即座に姿勢を立て直す兄。機体には異常が生じているのか、関節部分がショートしている。
怒りに狩られるまま、俺は眼下の敵に飛びかかった。
『貴様、貴様、貴様あああぁぁぁあああ!』
『好き勝手吠えてろよ……!』
拳を叩きつける。
それだけで機竜の装甲は拉げていた。竜明はパニックから、悲鳴に近い叫び声を上げ続ける。

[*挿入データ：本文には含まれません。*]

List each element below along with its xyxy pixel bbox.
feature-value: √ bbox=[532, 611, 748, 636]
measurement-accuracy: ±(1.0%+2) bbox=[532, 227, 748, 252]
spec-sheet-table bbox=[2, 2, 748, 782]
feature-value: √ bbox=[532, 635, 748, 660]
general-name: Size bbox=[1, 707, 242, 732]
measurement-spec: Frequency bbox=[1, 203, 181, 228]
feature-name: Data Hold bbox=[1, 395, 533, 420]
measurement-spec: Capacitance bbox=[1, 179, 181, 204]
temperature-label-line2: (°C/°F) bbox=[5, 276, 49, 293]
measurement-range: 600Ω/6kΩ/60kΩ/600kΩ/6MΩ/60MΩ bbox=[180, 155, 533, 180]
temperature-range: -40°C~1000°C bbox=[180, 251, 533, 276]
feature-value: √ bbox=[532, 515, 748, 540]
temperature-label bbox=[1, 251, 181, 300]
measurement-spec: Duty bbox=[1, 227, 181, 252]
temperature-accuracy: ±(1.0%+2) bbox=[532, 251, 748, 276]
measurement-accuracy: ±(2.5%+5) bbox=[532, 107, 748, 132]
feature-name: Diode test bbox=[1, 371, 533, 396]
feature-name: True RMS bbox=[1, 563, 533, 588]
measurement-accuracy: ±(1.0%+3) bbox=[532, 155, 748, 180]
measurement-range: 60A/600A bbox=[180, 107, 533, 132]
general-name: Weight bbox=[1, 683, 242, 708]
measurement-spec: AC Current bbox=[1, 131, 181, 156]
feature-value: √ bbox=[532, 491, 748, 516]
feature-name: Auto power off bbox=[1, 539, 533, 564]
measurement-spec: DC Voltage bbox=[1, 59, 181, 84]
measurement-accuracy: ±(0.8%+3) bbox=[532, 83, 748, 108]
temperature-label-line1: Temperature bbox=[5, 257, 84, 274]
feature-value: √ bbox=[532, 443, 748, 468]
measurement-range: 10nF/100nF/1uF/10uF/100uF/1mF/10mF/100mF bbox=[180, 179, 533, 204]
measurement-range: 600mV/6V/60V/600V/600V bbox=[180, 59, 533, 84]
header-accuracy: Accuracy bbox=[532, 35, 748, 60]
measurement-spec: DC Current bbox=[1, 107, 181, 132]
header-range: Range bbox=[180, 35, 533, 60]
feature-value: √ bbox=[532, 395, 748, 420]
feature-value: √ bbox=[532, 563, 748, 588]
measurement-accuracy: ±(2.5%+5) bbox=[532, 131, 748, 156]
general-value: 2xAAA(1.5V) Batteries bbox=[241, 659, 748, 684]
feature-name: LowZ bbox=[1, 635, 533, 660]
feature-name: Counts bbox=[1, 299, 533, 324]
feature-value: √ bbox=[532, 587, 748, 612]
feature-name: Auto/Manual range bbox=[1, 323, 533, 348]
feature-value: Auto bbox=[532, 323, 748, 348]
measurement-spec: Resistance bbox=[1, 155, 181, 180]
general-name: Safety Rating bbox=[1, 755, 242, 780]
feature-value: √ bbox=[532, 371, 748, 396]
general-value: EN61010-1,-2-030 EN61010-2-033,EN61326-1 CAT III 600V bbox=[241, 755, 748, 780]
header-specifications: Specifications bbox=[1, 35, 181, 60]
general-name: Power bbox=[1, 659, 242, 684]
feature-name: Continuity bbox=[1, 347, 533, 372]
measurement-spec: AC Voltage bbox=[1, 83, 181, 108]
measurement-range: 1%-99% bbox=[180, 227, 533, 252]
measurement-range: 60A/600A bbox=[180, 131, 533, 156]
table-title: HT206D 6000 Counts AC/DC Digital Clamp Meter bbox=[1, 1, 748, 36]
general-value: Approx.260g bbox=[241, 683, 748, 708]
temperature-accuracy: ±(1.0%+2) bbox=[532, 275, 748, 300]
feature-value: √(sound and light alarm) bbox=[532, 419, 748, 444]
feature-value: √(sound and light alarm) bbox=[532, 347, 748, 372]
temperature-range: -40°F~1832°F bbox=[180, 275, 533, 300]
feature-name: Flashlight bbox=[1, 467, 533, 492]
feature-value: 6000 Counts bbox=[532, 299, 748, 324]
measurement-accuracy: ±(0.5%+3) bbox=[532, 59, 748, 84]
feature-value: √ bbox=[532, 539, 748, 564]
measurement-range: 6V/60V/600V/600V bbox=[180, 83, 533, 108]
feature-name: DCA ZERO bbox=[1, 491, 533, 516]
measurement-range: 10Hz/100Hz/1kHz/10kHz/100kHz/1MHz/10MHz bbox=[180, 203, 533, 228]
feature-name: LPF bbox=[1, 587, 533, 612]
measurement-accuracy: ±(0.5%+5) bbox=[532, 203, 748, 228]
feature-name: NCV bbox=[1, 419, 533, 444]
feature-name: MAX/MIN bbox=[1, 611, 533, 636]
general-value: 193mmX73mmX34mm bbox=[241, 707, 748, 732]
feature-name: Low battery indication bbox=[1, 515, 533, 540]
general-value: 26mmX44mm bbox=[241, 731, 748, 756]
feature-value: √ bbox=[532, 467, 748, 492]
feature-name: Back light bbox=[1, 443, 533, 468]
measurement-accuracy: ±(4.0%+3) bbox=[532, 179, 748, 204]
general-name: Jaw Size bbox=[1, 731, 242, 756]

展開される魔弾は、どこか味気ないものに見えていた。加速する光景の中、隙が明確に理解できる。
俺の接近に伴い身構える竜明だが、もう遅い。
『ぬ……!』
一撃叩き込んで、姿勢を崩した直後。
至近距離の竜砲が、機竜の躯を包み込んだ。
直後に響いた轟音は俺の勝利を確定させる。機竜は直線に作られた通路の奥で、煙を吐き出しながら仰向けに倒れていた。
「が、ぐあああぁ……」
動かなくなった機竜から、竜明は息も絶え絶えの状態で這い出てくる。
その身体には明らかな異常があった。
右腕。まるで石を移植したかのように、光沢と凹凸が彼の肌から生えている。
「神霊石――」
間違いない。
竜明から生えているのは神霊石だ。剣山よろしく、いくつもの石が皮膚を突き破っている。腕としてのまともな機能は、あのままだと期待できまい。
俺は、肉親へ起こった変化に唖然とするだけ。
「くそ、くそっ、くそっ……!」
竜明は逃げようと必死だった。
4号辺りが助けようとするのかと思えば、彼女の姿はどこにもない。……一体何をしに現れたんだろう? ただの援護にしては、機会が少なかった気がするが。
やがて、駆け付けた治安部隊が竜明を拘束する。
「くそっ、お前ら離せ! 離せええぇぇええ!」
「……」
勝った気分になれないまま、俺は事の顛末を見届けていた。